Der SESC, eine durch die Handelsgesellschaften unterhaltene private Einrichtung, stellt hiermit öffentlich klar, dass die 17. Durchführung der „Mostra SESC Cariri de Culturas“ in 28 Gemeinden der Region Cariri den kostenlosen Zugang zu Kultur mit  unterschiedlichsten Ausstellungen fördert. Dieses Jahr hatten mehr als 200.000 Menschen Zugang zu 127 Aufführungen, welche in gänzlicher und voller Autonomie ausgesucht wurden anhand der in der Auschreibung der Kuratorengruppe festgelegten Kriterien. Dem SESC obliegt es gemäß der brasilianischen Verfassung nicht, irgendeine Art der Zensur auszuüben.

In Bezug auf die Präsentation „Äffchen“, basierend auf dem Buch „Das brasilianische Volk“ von Darcy Ribeiro, macht der SESC deutlich, dass er sich versichert hat, dass nur die interessierte Öffentlichkeit Zugang zu der betreffenden Aufführung hatte. So wurden alle Informationen im Vorfeld zur Verfügung gestellt, eine Klassifizierung auf 18 Jahre wurde festgelegt und die Zeit für die Präsentation auf 23 Uhr gelegt, Zugang nur mit Vorlage des Ausweises.

Der SESC hat weiterhin Vorsorge getroffen, keinerlei Bilder der Aufführung zu veröffentlichen in dem Sinne, dass Menschen außerhalb der festgelegten Altersgruppe einen Zugang zu den Inhalten haben sollten. Der SESC unterstützt nicht die Veröffentlichung der Aufführung und lehnt deren Verbreitung in sozialen Netzwerken ab.

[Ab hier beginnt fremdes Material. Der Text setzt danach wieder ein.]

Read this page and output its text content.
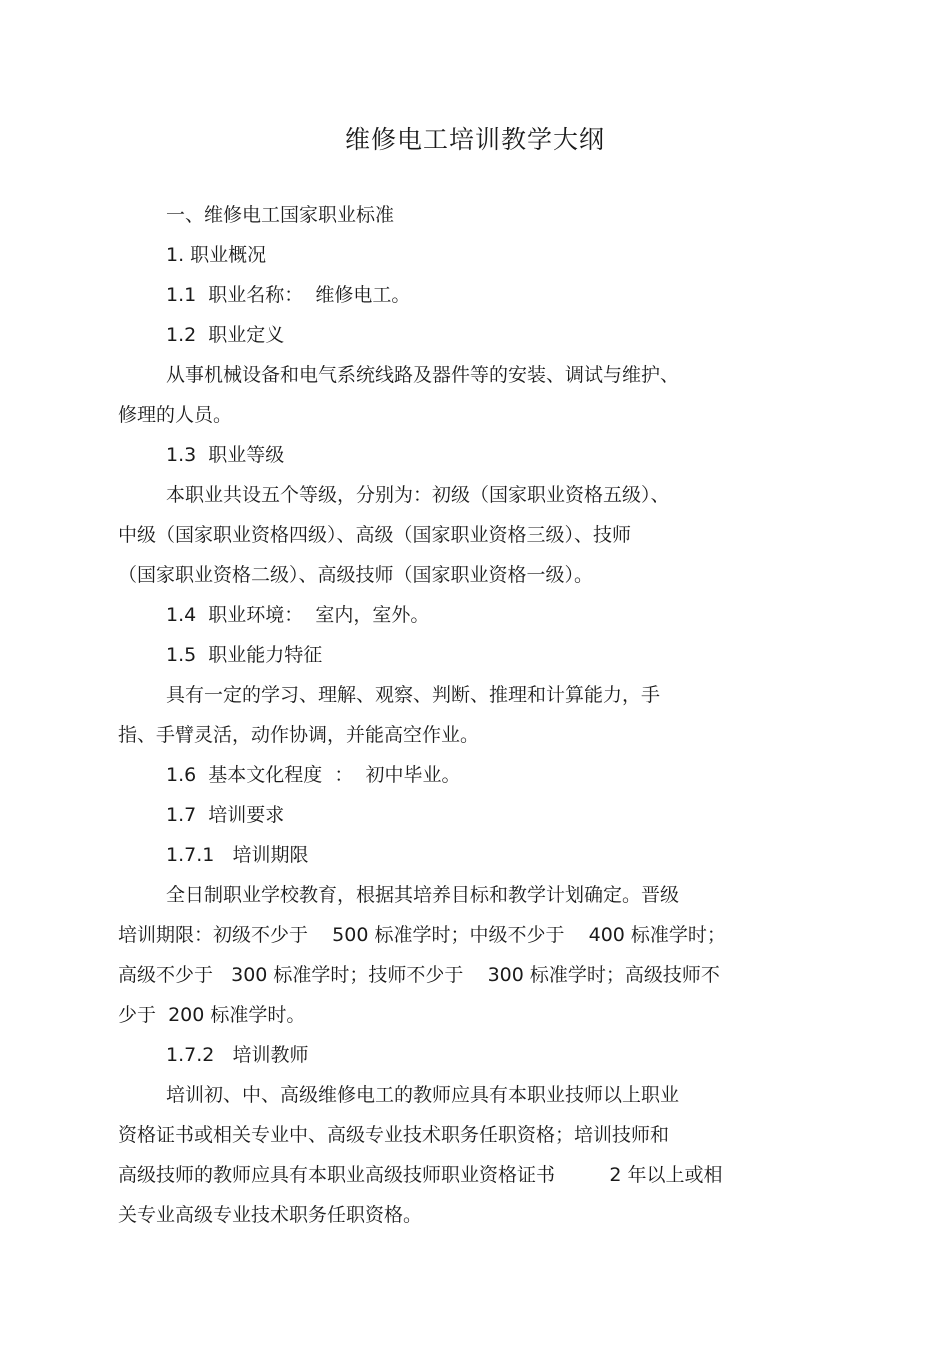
维修电工培训教学大纲
一、维修电工国家职业标准
1. 职业概况
1.1  职业名称：  维修电工。
1.2  职业定义
从事机械设备和电气系统线路及器件等的安装、调试与维护、
修理的人员。
1.3  职业等级
本职业共设五个等级，分别为：初级（国家职业资格五级）、
中级（国家职业资格四级）、高级（国家职业资格三级）、技师
（国家职业资格二级）、高级技师（国家职业资格一级）。
1.4  职业环境：  室内，室外。
1.5  职业能力特征
具有一定的学习、理解、观察、判断、推理和计算能力，手
指、手臂灵活，动作协调，并能高空作业。
1.6  基本文化程度  ：  初中毕业。
1.7  培训要求
1.7.1   培训期限
全日制职业学校教育，根据其培养目标和教学计划确定。晋级
培训期限：初级不少于    500 标准学时；中级不少于    400 标准学时；
高级不少于   300 标准学时；技师不少于    300 标准学时；高级技师不
少于  200 标准学时。
1.7.2   培训教师
培训初、中、高级维修电工的教师应具有本职业技师以上职业
资格证书或相关专业中、高级专业技术职务任职资格；培训技师和
高级技师的教师应具有本职业高级技师职业资格证书         2 年以上或相
关专业高级专业技术职务任职资格。
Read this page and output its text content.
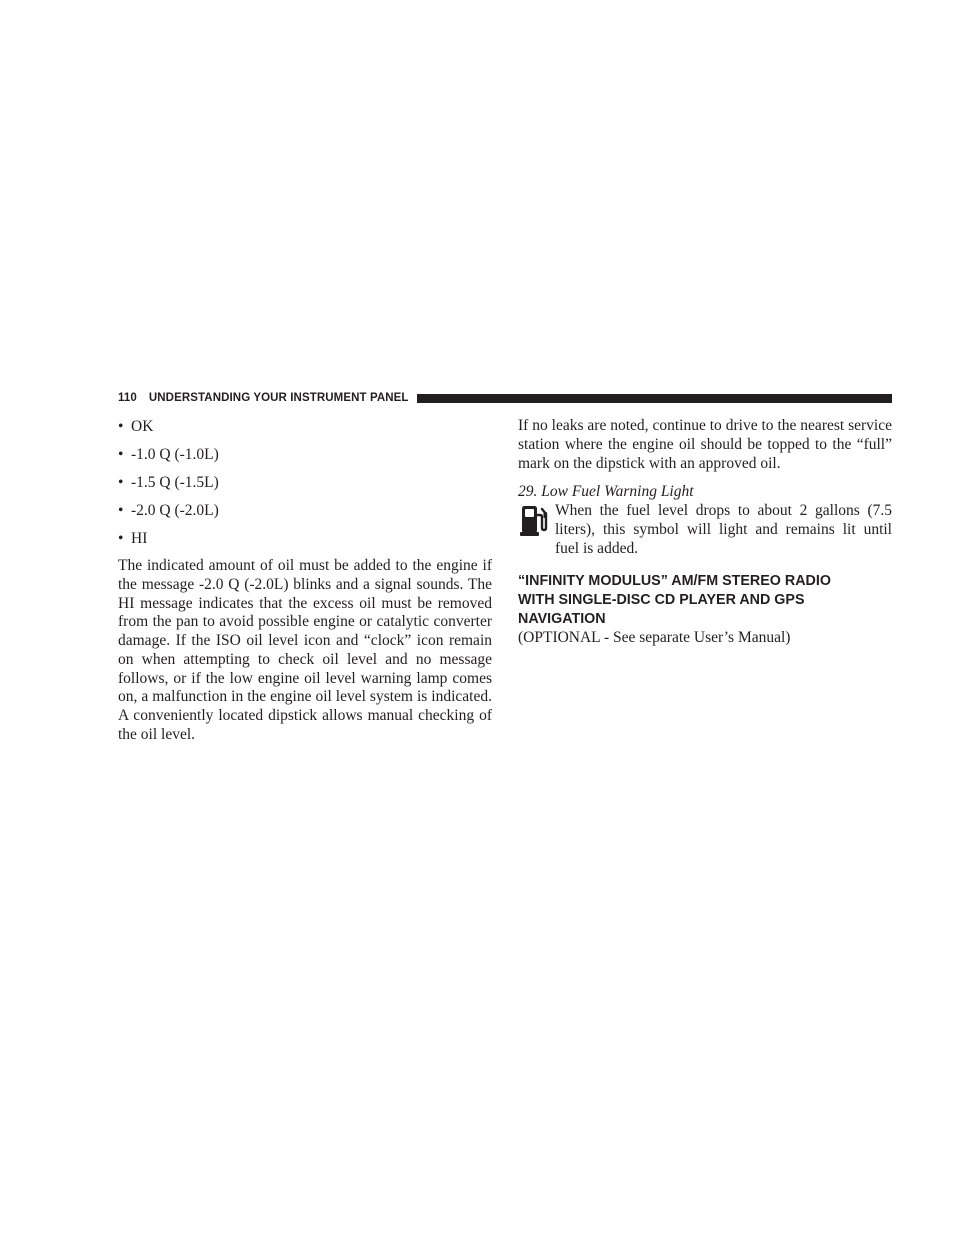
110 UNDERSTANDING YOUR INSTRUMENT PANEL
• OK
• -1.0 Q (-1.0L)
• -1.5 Q (-1.5L)
• -2.0 Q (-2.0L)
• HI

The indicated amount of oil must be added to the engine if the message -2.0 Q (-2.0L) blinks and a signal sounds. The HI message indicates that the excess oil must be removed from the pan to avoid possible engine or catalytic converter damage. If the ISO oil level icon and “clock” icon remain on when attempting to check oil level and no message follows, or if the low engine oil level warning lamp comes on, a malfunction in the engine oil level system is indicated. A conveniently located dipstick allows manual checking of the oil level.

If no leaks are noted, continue to drive to the nearest service station where the engine oil should be topped to the “full” mark on the dipstick with an approved oil.

29. Low Fuel Warning Light
When the fuel level drops to about 2 gallons (7.5
liters), this symbol will light and remains lit until
fuel is added.
“INFINITY MODULUS” AM/FM STEREO RADIO
WITH SINGLE-DISC CD PLAYER AND GPS
NAVIGATION
(OPTIONAL - See separate User’s Manual)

Der SESC erfüllt damit seine Pflicht zur Wahrung des künstlerischen Schaffens bezüglich der Vielfältigkeit und der Formung des kritischen und autonomen Bewusstseins.

Die Leitung der Mostra SESC Cariri de Culturas

Ich dachte, nur die Deutschen könnten so herrlich gestelzt formulieren, wenn es darum geht, die Quadratur des Kreises zu erklären. Im Originaltext waren die Sätze sogar noch verschachtelter, so dass eine direkte Übersetzung kaum Sinn ergeben hätte.

Was ist die Nachricht der Klarstellung? Vordergründig: Künstlerische Freiheit ist per Gesetz unantastbar und der Veranstalter hat alles unternommen, um den Jugendschutz zu gewährleisten. Und die eigentliche Nachricht: Wir haben Angst, dass man uns anzeigt und dass uns der Geldhahn zugedreht wird.

Als ob künstlerische Freiheit tatsächlich unantastbar ist! Diejenigen, welche die Kunst finanzieren, haben immer das letzte Wort. Die öffentliche Stellungnahme der Veranstaltungsleitung ist der Beweis, dass selbst sie nicht an die künstlerische Freiheit glaubt, sonst würde sie sich nicht in dieser Form rechtfertigen. Ich bin mir sicher, dass im nächsten Jahr eine derartige Aufführung nicht stattfinden wird und wenn doch, dann werden mit Sicherheit vorher alle Kameras und Smartphones eingesammelt.